R.1.5 Article XXIV:8 a) ii) — Droits de douane et autres
réglementations “identiques en substance” sur les échanges
commerciaux extérieurs haut de page
R.1.5.1 Turquie —
Textiles,
paragraphe 49
(WT/DS34/AB/R)
Le paragraphe 8 a) ii) établit le critère
relatif au commerce des membres constitutifs avec les pays tiers
qui régit la conformité avec la définition d’une “union
douanière”. Il dispose que les membres constitutifs d’une union
douanière doivent appliquer au commerce extérieur avec les pays
tiers des droits de douane et autres réglementations commerciales “identiques en substance”. Les membres constitutifs
d’une
union douanière sont donc tenus d’appliquer un régime commun de
commerce extérieur, en ce qui concerne aussi bien les droits de
douane que les autres réglementations commerciales. Cependant, le
paragraphe 8 a) ii) n’exige pas que chaque membre
constitutif d’une union douanière applique des droits de douane et
autres réglementations commerciales identiques à ceux des
autres membres constitutifs pour ce qui est du commerce avec les pays
tiers; il exige en fait que des droits de douane et autres
réglementations commerciales identiques en substance soient
appliqués. Nous convenons avec le Groupe spécial que:
[l]e sens ordinaire des mots “en
substance” dans le contexte du paragraphe 8 a) semble comporter
à la fois des éléments qualitatifs et des éléments quantitatifs.
Le membre de phrase “les droits de douane et les autres
réglementations appliqués par chacun des membres de l’union
[douanière] au commerce … sont identiques en substance”

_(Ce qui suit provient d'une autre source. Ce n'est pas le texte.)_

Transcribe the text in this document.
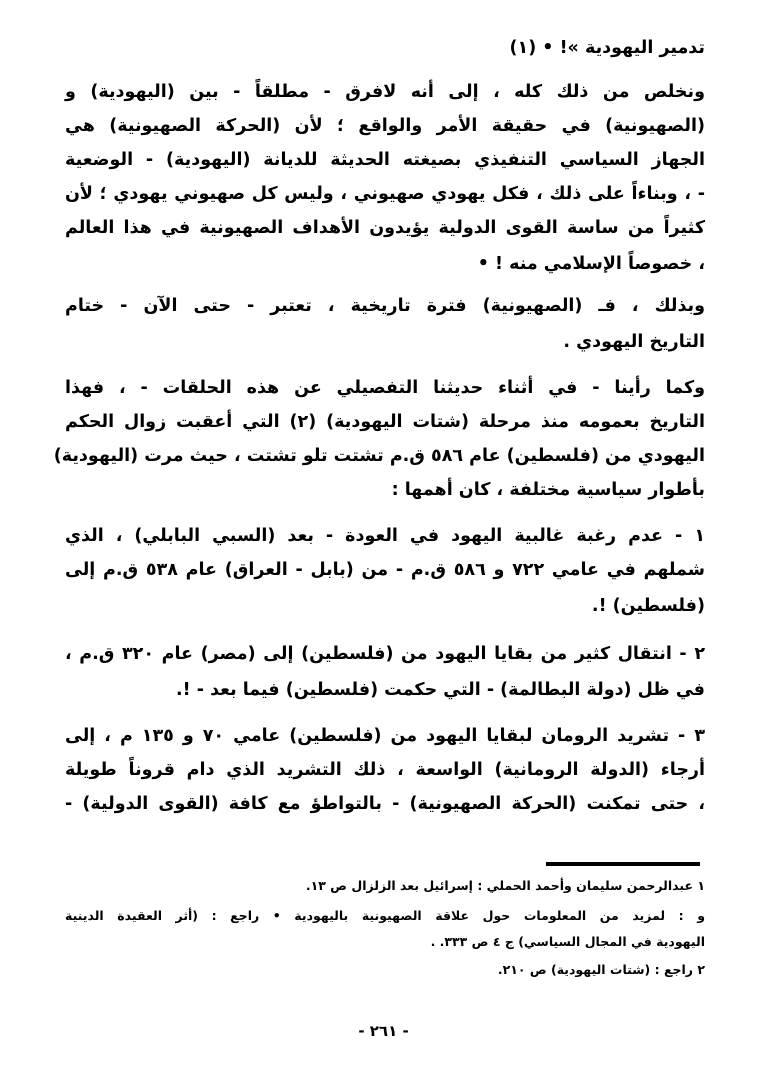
تدمير اليهودية »! • (١)
ونخلص من ذلك كله ، إلى أنه لافرق - مطلقاً - بين (اليهودية) و
(الصهيونية) في حقيقة الأمر والواقع ؛ لأن (الحركة الصهيونية) هي
الجهاز السياسي التنفيذي بصيغته الحديثة للديانة (اليهودية) - الوضعية
- ، وبناءاً على ذلك ، فكل يهودي صهيوني ، وليس كل صهيوني يهودي ؛ لأن
كثيراً من ساسة القوى الدولية يؤيدون الأهداف الصهيونية في هذا العالم
، خصوصاً الإسلامي منه ! •
وبذلك ، فـ (الصهيونية) فترة تاريخية ، تعتبر - حتى الآن - ختام
التاريخ اليهودي .
وكما رأينا - في أثناء حديثنا التفصيلي عن هذه الحلقات - ، فهذا
التاريخ بعمومه منذ مرحلة (شتات اليهودية) (٢) التي أعقبت زوال الحكم
اليهودي من (فلسطين) عام ٥٨٦ ق.م تشتت تلو تشتت ، حيث مرت (اليهودية)
بأطوار سياسية مختلفة ، كان أهمها :
١ - عدم رغبة غالبية اليهود في العودة - بعد (السبي البابلي) ، الذي
شملهم في عامي ٧٢٢ و ٥٨٦ ق.م - من (بابل - العراق) عام ٥٣٨ ق.م إلى
(فلسطين) !.
٢ - انتقال كثير من بقايا اليهود من (فلسطين) إلى (مصر) عام ٣٢٠ ق.م ،
في ظل (دولة البطالمة) - التي حكمت (فلسطين) فيما بعد - !.
٣ - تشريد الرومان لبقايا اليهود من (فلسطين) عامي ٧٠ و ١٣٥ م ، إلى
أرجاء (الدولة الرومانية) الواسعة ، ذلك التشريد الذي دام قروناً طويلة
، حتى تمكنت (الحركة الصهيونية) - بالتواطؤ مع كافة (القوى الدولية) -
١ عبدالرحمن سليمان وأحمد الحملي : إسرائيل بعد الزلزال ص ١٣.
و : لمزيد من المعلومات حول علاقة الصهيونية باليهودية • راجع : (أثر العقيدة الدينية
اليهودية في المجال السياسي) ج ٤ ص ٣٣٣. .
٢ راجع : (شتات اليهودية) ص ٢١٠.
- ٢٦١ -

semblerait comporter à la fois des éléments quantitatifs et des
éléments qualitatifs, l’aspect quantitatif étant davantage mis en
relief en ce qui concerne les droits de douane.
R.1.5.2 Turquie —
Textiles,
paragraphe 50
(WT/DS34/AB/R)
Nous estimons aussi que le Groupe spécial a
eu raison de dire que le paragraphe 8 a) ii) et, en particulier, l’expression
“identiques en substance” offraient un certain
degré de “souplesse” aux membres constitutifs d’une union
douanière dans “l’élaboration d’une politique commerciale
commune”. Là encore, nous rappellerions que cette “souplesse” est limitée. Il ne faut pas oublier que les
mots “en substance” qualifient le terme “identiques”. En conséquence, à notre avis,
l’article
XXIV:8 a) ii) exige qu’il y ait quelque chose qui soit très voisin de
l’“identité”. Nous ne partageons pas l’avis du Groupe
spécial selon lequel:
… en règle générale, une situation dans
laquelle les membres constitutifs ont adopté des réglementations
commerciales “comparables” ayant des effets semblables en ce
qui concerne le commerce avec les pays tiers serait dans l’ensemble
conforme à l’aspect qualitatif des prescriptions énoncées au
paragraphe 8 a) ii).
Le paragraphe 8) a) ii) dispose que les
membres constitutifs d’une union douanière doivent adopter des
réglementations commerciales “identiques en substance”. À
notre avis, des “réglementations commerciales comparables ayant
des effets semblables” ne répondent pas à ce critère. Un
degré d’“identité” plus élevé est exigé aux termes du
paragraphe 8 a) ii).
R.1.6 Relation entre
l’article XXIV du GATT de 1994 et l’Accord sur les
sauvegardes. Voir aussi Accord sur les sauvegardes, article 2
— parallélisme (S.1.13)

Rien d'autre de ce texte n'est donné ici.